Sixty-one patients receiving initial therapy with fludarabine-based regimens were categorized according to the presence of post-treatment cytopenias based upon the data available. Cytopenias, unrelated to residual disease, persisting three months after completion of chemotherapy, were found in 43% of patients. Cytopenias were associated with clinically important rates of infection and transfusion requirement (p = 0.03), and predicted for worse overall survival (61% vs. 96% at 60 months, p = 0.05). Increasing age predicted for persistent cytopenias (p = 0.02), but the presence of pretreatment cytopenias and delivered-dose intensity were not predictive. The median times to resolution of anemia, neutropenia, and thrombocytopenia were 7, 9, and 10 months, respectively.
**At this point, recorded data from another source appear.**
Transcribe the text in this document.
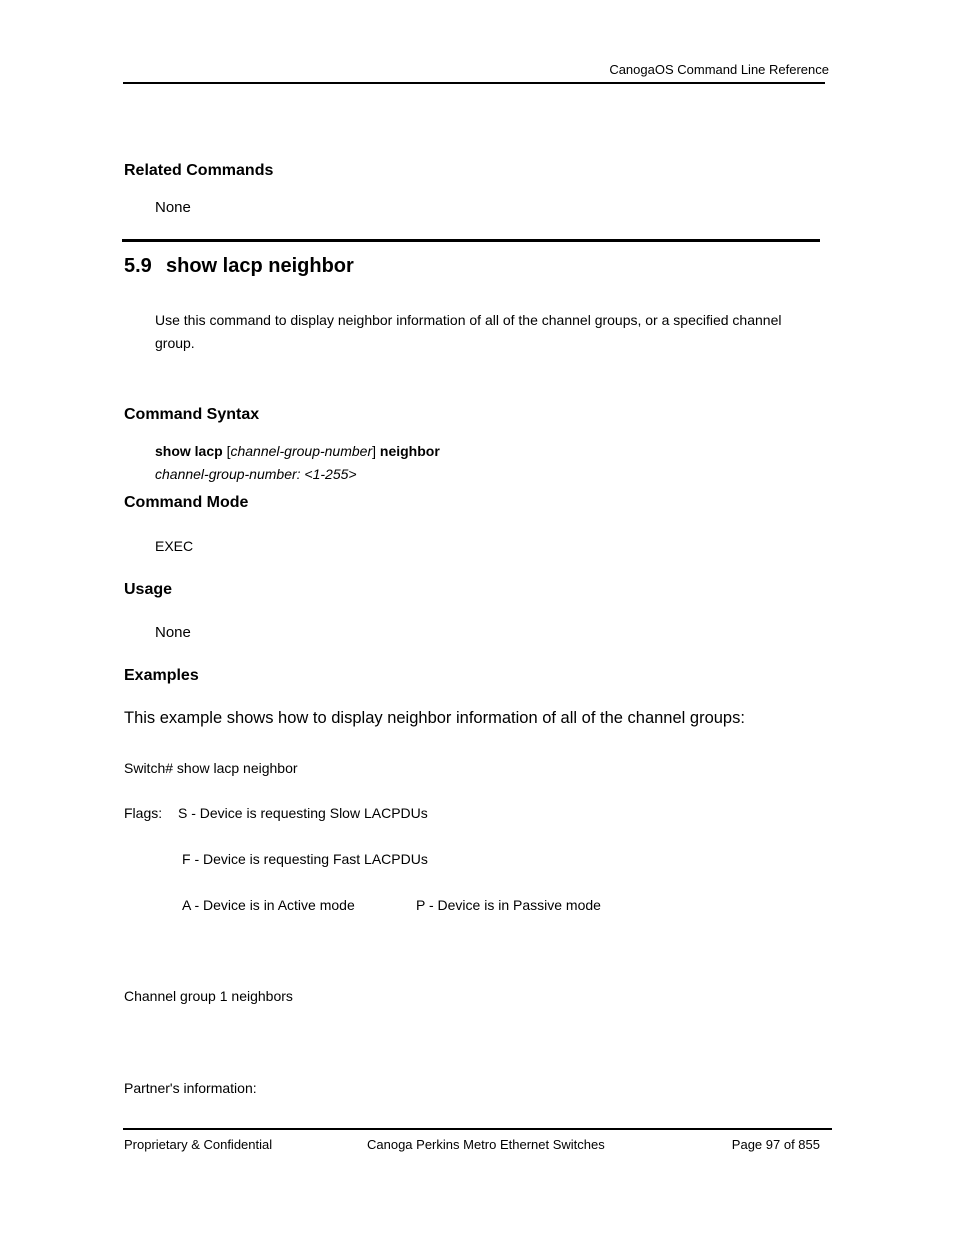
CanogaOS Command Line Reference
Related Commands
None
5.9 show lacp neighbor
Use this command to display neighbor information of all of the channel groups, or a specified channel group.
Command Syntax
show lacp [channel-group-number] neighbor
channel-group-number: <1-255>
Command Mode
EXEC
Usage
None
Examples
This example shows how to display neighbor information of all of the channel groups:
Switch# show lacp neighbor
Flags: S - Device is requesting Slow LACPDUs
F - Device is requesting Fast LACPDUs
A - Device is in Active mode	P - Device is in Passive mode
Channel group 1 neighbors
Partner's information:
Proprietary & Confidential	Canoga Perkins Metro Ethernet Switches	Page 97 of 855
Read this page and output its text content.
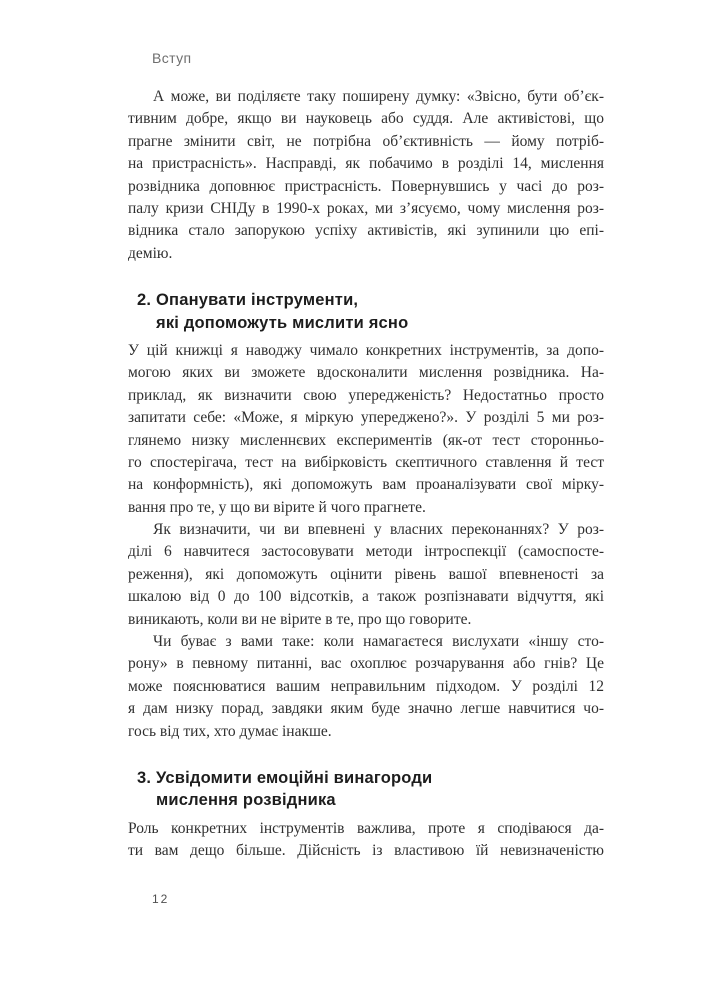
Вступ
А може, ви поділяєте таку поширену думку: «Звісно, бути об’єк-
тивним добре, якщо ви науковець або суддя. Але активістові, що
прагне змінити світ, не потрібна об’єктивність — йому потріб-
на пристрасність». Насправді, як побачимо в розділі 14, мислення
розвідника доповнює пристрасність. Повернувшись у часі до роз-
палу кризи СНІДу в 1990-х роках, ми з’ясуємо, чому мислення роз-
відника стало запорукою успіху активістів, які зупинили цю епі-
демію.
2. Опанувати інструменти,
які допоможуть мислити ясно
У цій книжці я наводжу чимало конкретних інструментів, за допо-
могою яких ви зможете вдосконалити мислення розвідника. На-
приклад, як визначити свою упередженість? Недостатньо просто
запитати себе: «Може, я міркую упереджено?». У розділі 5 ми роз-
глянемо низку мисленнєвих експериментів (як-от тест сторонньо-
го спостерігача, тест на вибірковість скептичного ставлення й тест
на конформність), які допоможуть вам проаналізувати свої мірку-
вання про те, у що ви вірите й чого прагнете.
Як визначити, чи ви впевнені у власних переконаннях? У роз-
ділі 6 навчитеся застосовувати методи інтроспекції (самоспосте-
реження), які допоможуть оцінити рівень вашої впевненості за
шкалою від 0 до 100 відсотків, а також розпізнавати відчуття, які
виникають, коли ви не вірите в те, про що говорите.
Чи буває з вами таке: коли намагаєтеся вислухати «іншу сто-
рону» в певному питанні, вас охоплює розчарування або гнів? Це
може пояснюватися вашим неправильним підходом. У розділі 12
я дам низку порад, завдяки яким буде значно легше навчитися чо-
гось від тих, хто думає інакше.
3. Усвідомити емоційні винагороди
мислення розвідника
Роль конкретних інструментів важлива, проте я сподіваюся да-
ти вам дещо більше. Дійсність із властивою їй невизначеністю
12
During the first six months after therapy, the overall complication rate (including infection and transfusion requirement) was significantly higher for those who had protracted cytopenias compared with those who did not. Treatment-related myelodysplastic syndrome/ acute myeloid leukemia (AML) developed in three of the patients with (at 12, 40, and 94 months), and one patient without (at 8 months), persistent cytopenias. The overall survival at 60 months was 61% for patients with persistent post-treatment cytopenias and 96% for those patients without. Yet, need to retreat lymphoid malignancy was not different in the two groups (27% for those with persistent cytopenias and 23% for those without).

Commentary

Thus, cytopenias often persist > 3 months after first-line fludarabine-combination therapy and can lead to important clinical sequelae. Although cytopenias generally resolve over time, treating physicians should be aware of these factors when considering fludarabine-combination chemotherapy and when documenting treatment-response status in chronic lymphocytic leukemia. Of the many factors that one might predict would result in persistent cytopenias, only age was found to be significant.

References

1. Morgan SJ, et al. Predictive factors for successful stem cell mobilization in patients with indolent lymphoproliferative disorders previously treated with fl udarabine. Leukemia. 2004;18:1034-1038.

2. Tam CS, et al. Long-term results of the fl udarabine, cyclophosphamide, and rituximab regimen as initial therapy of chronic lymphocytic leukemia. Blood. 2008;112:975-980.

3. Tam CS, et al. Treatment-related myelodysplasia following fudarabine combination chemotherapy. Haematologica. 2006;91:1546-1550.

4. Hallek M, et al. Guidelines for the diagnosis and treatment of chronic lymphocytic leukemia: a report from the International Workshop on Chronic Lymphocytic Leukemia updating the National Cancer Institute-Working Group 1996 guidelines. Blood. 2008;111:5446-5456.